Als die Fusion Esports Group nach ihrem nächsten großen Projekt suchte, fiel der Blick früh und sehr eindeutig auf Astralis. Das bestätigte CEO Jonas Gundersen jetzt in einem Interview mit dem dänischen Portal Dust2.dk. Die Übernahme, die im September 2025 öffentlich wurde, war demnach das Ergebnis eines langen und strategisch geplanten Prozesses.
Gespräche begannen lange vor der Übernahme
Nach seiner Zeit bei Ninjas in Pyjamas begann Gundersen gemeinsam mit Jakob Lund Kristensen, Optionen für ein neues Engagement im Esport zu prüfen. Dabei standen verschiedene Szenarien im Raum – von frischen Investitionen bis hin zur Übernahme einer etablierten Organisation. Astralis rückte dabei früh in den Fokus.
„Es besteht kein Zweifel, dass Astralis ganz oben auf unserer Wunschliste stand. Es ist eine der größten E-Sport-Marken überhaupt und in ihrer Reichweite über die Szene hinaus absolut einzigartig“, erklärt Gundersen.

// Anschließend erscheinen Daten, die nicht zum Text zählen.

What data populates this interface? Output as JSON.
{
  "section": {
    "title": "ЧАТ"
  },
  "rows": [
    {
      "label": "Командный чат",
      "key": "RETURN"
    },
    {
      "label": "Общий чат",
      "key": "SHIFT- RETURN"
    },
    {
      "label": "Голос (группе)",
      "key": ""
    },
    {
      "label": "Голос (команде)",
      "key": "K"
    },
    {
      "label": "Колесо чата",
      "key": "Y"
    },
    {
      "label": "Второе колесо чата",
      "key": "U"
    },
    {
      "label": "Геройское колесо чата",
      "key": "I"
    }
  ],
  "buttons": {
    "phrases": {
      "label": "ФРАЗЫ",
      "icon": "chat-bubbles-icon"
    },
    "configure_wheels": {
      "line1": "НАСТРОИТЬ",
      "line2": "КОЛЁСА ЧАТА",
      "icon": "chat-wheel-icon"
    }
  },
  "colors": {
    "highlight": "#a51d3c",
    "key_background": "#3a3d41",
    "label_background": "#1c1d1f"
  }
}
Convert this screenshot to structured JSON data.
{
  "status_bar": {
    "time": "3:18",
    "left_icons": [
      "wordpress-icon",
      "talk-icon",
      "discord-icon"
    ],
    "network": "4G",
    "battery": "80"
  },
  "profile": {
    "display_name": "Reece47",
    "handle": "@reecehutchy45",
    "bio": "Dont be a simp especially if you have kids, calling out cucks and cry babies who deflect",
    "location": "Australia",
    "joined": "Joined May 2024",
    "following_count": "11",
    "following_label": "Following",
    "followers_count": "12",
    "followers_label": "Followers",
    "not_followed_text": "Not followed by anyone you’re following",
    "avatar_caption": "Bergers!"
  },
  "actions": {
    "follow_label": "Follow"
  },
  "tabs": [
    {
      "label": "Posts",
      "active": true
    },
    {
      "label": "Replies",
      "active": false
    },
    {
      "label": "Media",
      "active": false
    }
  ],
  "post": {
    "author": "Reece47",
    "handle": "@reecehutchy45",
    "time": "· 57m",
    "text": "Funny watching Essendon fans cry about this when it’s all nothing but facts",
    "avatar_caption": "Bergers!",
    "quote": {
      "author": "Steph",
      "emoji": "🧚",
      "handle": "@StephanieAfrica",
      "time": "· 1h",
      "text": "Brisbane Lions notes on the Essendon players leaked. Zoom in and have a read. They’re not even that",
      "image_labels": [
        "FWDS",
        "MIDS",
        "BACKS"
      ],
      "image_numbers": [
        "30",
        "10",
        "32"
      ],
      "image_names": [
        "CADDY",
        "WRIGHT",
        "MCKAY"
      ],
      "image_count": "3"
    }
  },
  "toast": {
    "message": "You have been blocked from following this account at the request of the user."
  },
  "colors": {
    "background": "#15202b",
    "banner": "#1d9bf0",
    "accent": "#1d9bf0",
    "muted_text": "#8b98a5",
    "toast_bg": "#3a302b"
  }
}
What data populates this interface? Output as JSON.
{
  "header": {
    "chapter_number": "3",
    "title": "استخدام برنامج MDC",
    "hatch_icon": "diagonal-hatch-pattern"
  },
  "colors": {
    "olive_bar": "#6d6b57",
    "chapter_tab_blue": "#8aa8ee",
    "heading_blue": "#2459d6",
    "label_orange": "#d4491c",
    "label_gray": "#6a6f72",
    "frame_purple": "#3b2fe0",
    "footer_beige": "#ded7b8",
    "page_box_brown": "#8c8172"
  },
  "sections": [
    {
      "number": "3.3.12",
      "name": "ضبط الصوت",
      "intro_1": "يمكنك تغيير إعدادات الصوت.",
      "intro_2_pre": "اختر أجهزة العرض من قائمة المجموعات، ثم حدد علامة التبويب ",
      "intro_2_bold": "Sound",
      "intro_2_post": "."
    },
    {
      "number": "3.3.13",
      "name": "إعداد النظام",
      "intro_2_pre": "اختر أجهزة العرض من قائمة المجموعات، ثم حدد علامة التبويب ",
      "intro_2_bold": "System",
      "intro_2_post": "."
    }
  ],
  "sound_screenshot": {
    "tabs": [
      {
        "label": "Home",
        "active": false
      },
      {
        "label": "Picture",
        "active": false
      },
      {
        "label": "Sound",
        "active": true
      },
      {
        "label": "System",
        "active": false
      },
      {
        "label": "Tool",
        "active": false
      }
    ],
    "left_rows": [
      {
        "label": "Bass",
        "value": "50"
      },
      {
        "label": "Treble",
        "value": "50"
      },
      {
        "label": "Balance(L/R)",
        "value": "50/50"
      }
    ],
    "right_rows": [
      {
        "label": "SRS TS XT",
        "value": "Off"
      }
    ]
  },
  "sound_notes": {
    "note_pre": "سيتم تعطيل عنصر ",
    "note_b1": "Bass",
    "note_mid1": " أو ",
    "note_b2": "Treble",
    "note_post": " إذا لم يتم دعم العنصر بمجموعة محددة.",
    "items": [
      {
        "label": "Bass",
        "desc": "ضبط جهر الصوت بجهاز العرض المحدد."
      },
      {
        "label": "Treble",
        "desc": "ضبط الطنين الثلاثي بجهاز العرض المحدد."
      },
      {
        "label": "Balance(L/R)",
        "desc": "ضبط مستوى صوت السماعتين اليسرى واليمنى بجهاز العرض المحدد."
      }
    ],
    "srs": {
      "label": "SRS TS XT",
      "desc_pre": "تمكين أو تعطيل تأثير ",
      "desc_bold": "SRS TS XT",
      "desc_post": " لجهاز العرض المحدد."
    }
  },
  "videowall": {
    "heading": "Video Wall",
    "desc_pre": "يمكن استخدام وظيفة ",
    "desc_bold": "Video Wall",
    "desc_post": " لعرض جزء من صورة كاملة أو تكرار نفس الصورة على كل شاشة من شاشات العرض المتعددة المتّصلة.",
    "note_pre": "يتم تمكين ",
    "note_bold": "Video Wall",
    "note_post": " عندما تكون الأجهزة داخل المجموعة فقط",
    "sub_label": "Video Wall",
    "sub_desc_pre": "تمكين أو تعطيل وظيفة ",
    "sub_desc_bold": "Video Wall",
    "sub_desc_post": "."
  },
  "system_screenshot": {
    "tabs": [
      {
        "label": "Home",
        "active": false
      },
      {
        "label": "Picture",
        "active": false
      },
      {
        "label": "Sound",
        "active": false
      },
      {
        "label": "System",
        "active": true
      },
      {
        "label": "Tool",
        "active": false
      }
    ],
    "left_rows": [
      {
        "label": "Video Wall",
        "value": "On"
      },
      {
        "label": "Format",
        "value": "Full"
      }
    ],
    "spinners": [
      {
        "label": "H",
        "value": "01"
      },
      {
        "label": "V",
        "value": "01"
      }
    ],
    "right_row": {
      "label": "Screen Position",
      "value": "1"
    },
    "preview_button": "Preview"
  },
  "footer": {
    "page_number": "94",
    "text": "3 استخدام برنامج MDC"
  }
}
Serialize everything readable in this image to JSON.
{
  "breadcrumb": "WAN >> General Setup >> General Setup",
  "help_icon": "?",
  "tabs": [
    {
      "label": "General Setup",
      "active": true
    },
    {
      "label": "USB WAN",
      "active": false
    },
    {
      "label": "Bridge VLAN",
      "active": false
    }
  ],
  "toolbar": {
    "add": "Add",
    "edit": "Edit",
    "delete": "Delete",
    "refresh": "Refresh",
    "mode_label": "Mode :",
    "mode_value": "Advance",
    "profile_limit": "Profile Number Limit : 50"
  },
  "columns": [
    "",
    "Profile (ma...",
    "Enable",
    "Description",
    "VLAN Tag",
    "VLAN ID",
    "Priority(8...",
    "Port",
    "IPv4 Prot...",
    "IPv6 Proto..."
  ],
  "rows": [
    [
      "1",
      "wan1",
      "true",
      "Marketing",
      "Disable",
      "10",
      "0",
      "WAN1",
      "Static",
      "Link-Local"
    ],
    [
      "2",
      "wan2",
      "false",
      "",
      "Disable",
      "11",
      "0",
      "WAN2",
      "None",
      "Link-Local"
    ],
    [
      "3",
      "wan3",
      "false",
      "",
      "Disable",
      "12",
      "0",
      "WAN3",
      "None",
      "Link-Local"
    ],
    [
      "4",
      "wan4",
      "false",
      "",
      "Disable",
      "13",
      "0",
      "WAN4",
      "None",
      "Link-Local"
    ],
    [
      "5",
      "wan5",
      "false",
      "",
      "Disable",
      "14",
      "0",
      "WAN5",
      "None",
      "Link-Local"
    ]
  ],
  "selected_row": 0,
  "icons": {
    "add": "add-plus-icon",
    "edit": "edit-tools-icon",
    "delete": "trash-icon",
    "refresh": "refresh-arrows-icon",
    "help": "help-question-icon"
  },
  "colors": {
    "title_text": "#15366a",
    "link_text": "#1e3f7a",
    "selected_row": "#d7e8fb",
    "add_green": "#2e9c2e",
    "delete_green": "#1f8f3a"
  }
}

Die Entscheidung sei jedoch nicht allein aus emotionalen Gründen gefallen, obwohl Kristensen zu den Mitgründern von Astralis gehört. Ausschlaggebend waren vielmehr Markenstärke, strukturelles Potenzial und die Möglichkeit, langfristig wieder ein konkurrenzfähiges Spitzenprojekt aufzubauen.
Radikaler Umbruch im Kader nach dem Eigentümerwechsel
Mit der Übernahme ging ein tiefgreifender personeller Einschnitt einher. Nicolai Reedtz wurde verkauft, der Vertrag von Emil Reif lief aus, und auch die Zusammenarbeit mit Martin Lund wurde beendet. Stattdessen schlug Astralis einen neuen Weg ein und investierte gezielt in Spieler aus der zweiten Reihe.
Zu den Neuzugängen zählen unter anderem Love Smidebrant und Gytis Glušauskas. Erste Ergebnisse ließen nicht lange auf sich warten: Eine Top-8-Platzierung bei der IEM Kraków diente als frühes Signal, dass der eingeschlagene Kurs funktionieren kann.
Ambitionen bleiben unverändert
Gundersen macht deutlich, dass die Herkunft der neuen Spieler nichts über die Zielsetzung aussagt. Der Fokus liege nicht auf Namen oder Marktwert, sondern auf Passgenauigkeit und Entwicklung.
„Die Tatsache, dass Spieler aus der zweiten Liga kommen, bedeutet nicht, dass sich die Ambitionen ändern. Wir prüfen, wer zu unserem System passt und welcher Weg der richtige ist, um wieder ein Spitzenteam aufzubauen.“
Damit positioniert sich Astralis bewusst anders als Organisationen, die stark auf kurzfristige Starverpflichtungen setzen. Gerade Falcons Esports wird in diesem Zusammenhang häufig als Gegenpol genannt – ein Vergleich, den Gundersen relativiert.
„Wir werden niemals eine Strategie verfolgen, bei der wir einfach nur die größten Namen kaufen. Das ist kein Zeichen von mangelndem Ehrgeiz, sondern von unterschiedlichen Wegen, dasselbe Ziel zu erreichen.“
Fokus auf Mentalität statt Vergangenheit
Künftig soll bei Astralis weniger der historische Erfolg im Mittelpunkt stehen, sondern der Aufbau einer neuen Siegermentalität. Die Marke bleibt groß, die Ansprüche ebenfalls – doch der Weg zurück an die Spitze wird bewusst anders gestaltet als in früheren Jahren.
Für Astralis beginnt damit eine neue Phase: weniger Nostalgie, mehr Struktur, Entwicklung und langfristige Planung. Ob dieser Ansatz reicht, um dauerhaft wieder zur Weltspitze aufzuschließen, wird sich in den kommenden CS2-Saisons zeigen. Klar ist jedoch schon jetzt: Die neue Führung hat einen klaren Plan – und Astralis war von Beginn an das Herzstück dieser Vision.